Garmin inRearch satellite communicator, credit Garmin

The firm considers its focus on strategic design as the key to its ability to compete. Once a new Garmin product has been approved, a multi-disciplinary team designs then transitions it to manufacturing, which takes place in one of five facilities in Taiwan, China, the Netherlands, Kansas and Oregon. This close partnership between engineering and manufacturing teams is what we call an intangible asset, because the productivity inherent in the sharing of resources across product lines serves to consistently lower costs and improve quality and time-to-market. This is also the kind of innovation footprint that shows up in our intangible-adjusted data compiled from historic financial reports, where we calculate Garmin spends 16.1% of sales on R&D activities. As a result, this Knowledge Leader ranks No. 3 for R&D out of the world’s consumer discretionary companies.

Garmin’s development staff includes industrial, software, electrical, mechanical and cartographic engineers. Of its 15,000 employees in 65 offices around the world, 4,500 are engineers and 4,900 are manufacturing staff. The company has been issued over 1,350 patents.

Sales are organized into five categories: fitness, outdoor, aviation, auto and marine. The majority of revenues in 2019 came from fitness products like sport watches (28%), followed by outdoor products like inReach—the device used in the whitewater raft rescue–(24%), aviation products like flight deck displays and instruments (20%), auto products such as DashCams and backup cameras (15%), and marine displays for mapping, sonar and radar (13%). Last year, 48% of sales were to the Americas, 34% to Asia Pacific and 16% to EMEA.

Garmin dash technology installed in singer-songwriter Jimmy Buffet’s boat “Last Mango”. Credit: Garmin

How has a business which describes itself as a maker of products “engineered on the inside for life on the outside” been impacted by the pandemic? In July, Garmin reported a 9% decrease in year-over-year revenue, with growth in fitness and marine, and declines in the outdoor, aviation and automotive segments. What’s next for Garmin? Much more of its incremental style of innovation, it would appear. In September alone, the company announced new products including an advanced GPS smartwatch for runners and triathletes, a coaching app for team stats, an ice fishing bundle to help anglers pinpoint schools of fish under the ice, a marine radar device designed to help boats avoid collisions, flocks of birds and weather, and new FAA certifications for emergency aircraft landing systems.
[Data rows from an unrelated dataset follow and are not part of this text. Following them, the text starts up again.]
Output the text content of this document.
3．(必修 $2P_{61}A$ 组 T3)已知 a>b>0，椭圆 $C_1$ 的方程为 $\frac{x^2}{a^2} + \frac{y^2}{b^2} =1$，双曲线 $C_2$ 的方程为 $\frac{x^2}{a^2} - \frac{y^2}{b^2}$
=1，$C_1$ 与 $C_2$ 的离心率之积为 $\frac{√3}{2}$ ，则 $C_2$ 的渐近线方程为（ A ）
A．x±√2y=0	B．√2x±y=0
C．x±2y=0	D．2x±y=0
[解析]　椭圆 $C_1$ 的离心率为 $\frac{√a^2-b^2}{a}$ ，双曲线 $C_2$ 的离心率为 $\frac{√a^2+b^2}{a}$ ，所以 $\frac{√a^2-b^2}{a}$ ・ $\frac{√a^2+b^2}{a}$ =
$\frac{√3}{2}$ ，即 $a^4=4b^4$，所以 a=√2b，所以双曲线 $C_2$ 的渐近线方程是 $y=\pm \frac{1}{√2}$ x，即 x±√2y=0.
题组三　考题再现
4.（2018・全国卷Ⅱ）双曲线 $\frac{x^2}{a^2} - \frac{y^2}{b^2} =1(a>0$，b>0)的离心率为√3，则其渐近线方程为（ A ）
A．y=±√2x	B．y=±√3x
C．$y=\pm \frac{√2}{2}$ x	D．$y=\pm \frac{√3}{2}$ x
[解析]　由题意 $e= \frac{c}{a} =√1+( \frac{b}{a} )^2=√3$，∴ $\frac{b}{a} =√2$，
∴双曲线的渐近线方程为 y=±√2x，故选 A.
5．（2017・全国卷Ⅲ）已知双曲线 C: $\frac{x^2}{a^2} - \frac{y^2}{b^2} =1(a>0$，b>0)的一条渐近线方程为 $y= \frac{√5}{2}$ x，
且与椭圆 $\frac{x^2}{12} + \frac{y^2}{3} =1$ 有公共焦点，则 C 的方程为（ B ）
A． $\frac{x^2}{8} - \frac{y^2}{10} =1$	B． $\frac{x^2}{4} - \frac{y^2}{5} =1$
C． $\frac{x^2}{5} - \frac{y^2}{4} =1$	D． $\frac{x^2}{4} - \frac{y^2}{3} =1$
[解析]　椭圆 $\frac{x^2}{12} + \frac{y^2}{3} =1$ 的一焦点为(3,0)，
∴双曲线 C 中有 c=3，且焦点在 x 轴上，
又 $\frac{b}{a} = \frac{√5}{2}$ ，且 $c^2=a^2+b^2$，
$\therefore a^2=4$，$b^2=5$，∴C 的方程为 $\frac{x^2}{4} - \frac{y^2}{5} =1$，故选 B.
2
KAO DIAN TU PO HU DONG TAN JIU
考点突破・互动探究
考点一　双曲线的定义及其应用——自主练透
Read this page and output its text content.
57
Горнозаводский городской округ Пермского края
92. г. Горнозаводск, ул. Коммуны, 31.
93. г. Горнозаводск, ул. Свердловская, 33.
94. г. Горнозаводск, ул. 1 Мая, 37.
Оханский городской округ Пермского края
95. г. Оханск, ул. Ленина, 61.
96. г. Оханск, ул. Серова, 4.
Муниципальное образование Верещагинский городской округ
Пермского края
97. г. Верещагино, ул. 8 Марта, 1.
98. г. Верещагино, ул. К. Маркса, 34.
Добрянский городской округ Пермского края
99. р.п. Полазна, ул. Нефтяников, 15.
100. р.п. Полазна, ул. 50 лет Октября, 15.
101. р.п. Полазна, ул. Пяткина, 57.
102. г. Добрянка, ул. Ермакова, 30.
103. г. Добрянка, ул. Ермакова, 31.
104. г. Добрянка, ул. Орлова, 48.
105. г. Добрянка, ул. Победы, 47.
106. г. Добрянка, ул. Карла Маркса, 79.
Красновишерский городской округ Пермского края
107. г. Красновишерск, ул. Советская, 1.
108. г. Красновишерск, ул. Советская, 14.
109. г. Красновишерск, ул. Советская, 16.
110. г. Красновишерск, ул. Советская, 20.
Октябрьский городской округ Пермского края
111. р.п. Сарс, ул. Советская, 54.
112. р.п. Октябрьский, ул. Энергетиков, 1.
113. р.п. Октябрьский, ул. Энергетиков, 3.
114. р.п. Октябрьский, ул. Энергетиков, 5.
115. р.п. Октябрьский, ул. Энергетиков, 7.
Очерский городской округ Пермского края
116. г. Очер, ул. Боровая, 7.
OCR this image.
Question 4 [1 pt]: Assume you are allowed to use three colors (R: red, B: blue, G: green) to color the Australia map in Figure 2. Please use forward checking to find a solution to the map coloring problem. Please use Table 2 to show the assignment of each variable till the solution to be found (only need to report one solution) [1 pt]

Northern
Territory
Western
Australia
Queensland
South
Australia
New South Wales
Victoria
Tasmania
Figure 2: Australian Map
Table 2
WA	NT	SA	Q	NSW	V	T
Consistent with every Knowledge Leader company we have studied so far, Garmin complies with a broad scope of regional environmental standards, works to eliminate hazardous materials from products, and advocates for human rights and responsible mining practices. The details of these efforts can be found on its website.

As of 6/30/20, Garmin was not was held in the Knowledge Leaders Strategy.